Historians, anthropologists, philosophers, mystics, psychologists and neurologists enthusiastically seek the answer to the most important question: how did the consciousness of mankind evolve from the early stages to the complex state that is characteristic of our time? Some scholars are exploring the related question of how we human beings evolve from a relatively simple form of consciousness given at birth to the full maturity of an adult.
The problem is being studied from all possible points of view. In a famous study, Abraham Maslow tracked how human needs evolve from basic psychological needs to self-actualization. Others look at development through the prism of a worldview (among others – Gebser), cognitive skills (Piaget), values (Graves), moral development (Kohlberg, Gilligan), self-fulfillment (Levinger), spirituality (Fowler), leadership (Cook-Greuther, Keegan , Torbert) and so on.
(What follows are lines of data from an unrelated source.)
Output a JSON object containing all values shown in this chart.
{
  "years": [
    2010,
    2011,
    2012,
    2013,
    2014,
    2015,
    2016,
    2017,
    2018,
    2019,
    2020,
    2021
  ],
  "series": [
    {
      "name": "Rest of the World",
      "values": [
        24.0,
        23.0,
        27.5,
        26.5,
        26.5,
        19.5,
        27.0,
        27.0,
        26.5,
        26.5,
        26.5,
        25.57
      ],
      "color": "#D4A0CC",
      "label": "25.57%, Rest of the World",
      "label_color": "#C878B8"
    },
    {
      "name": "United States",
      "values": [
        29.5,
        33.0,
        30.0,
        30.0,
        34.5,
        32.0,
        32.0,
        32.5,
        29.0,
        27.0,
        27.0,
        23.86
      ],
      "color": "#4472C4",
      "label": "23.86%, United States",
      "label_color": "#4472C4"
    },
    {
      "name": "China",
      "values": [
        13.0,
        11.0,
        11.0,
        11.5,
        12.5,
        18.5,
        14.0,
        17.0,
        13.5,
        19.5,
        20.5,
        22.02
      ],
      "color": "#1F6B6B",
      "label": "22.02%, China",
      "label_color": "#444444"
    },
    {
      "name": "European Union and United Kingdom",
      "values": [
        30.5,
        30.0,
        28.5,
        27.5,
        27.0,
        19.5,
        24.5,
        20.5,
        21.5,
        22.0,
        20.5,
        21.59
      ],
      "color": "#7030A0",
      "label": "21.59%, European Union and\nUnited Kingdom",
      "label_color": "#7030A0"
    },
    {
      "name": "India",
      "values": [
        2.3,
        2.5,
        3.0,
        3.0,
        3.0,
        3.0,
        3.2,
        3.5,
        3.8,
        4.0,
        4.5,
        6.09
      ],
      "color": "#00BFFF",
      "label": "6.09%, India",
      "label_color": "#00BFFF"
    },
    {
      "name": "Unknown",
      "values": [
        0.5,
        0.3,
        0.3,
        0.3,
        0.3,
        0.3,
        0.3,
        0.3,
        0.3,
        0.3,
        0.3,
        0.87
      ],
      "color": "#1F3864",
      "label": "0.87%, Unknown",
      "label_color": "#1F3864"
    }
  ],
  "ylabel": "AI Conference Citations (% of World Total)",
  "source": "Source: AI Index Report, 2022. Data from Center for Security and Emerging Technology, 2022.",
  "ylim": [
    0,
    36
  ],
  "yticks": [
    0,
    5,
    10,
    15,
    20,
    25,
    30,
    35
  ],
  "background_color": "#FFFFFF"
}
Independently from each other, these studies indicate a phased development of mankind. We do not grow continuously, like trees. We evolve with sudden leaps, like a caterpillar becoming a butterfly, or a tadpole turning into a frog. The existence of the stages of human development today is very certain. Two scientists – Ken Wilber and Jenny Wade – did an interesting job comparing and comparing all the main stage models and found their noticeable similarity. Each model can be imagined as a mountainside (one researcher looks at needs, the other looks at cognitive abilities, etc.), but nevertheless it is one and the same mountain.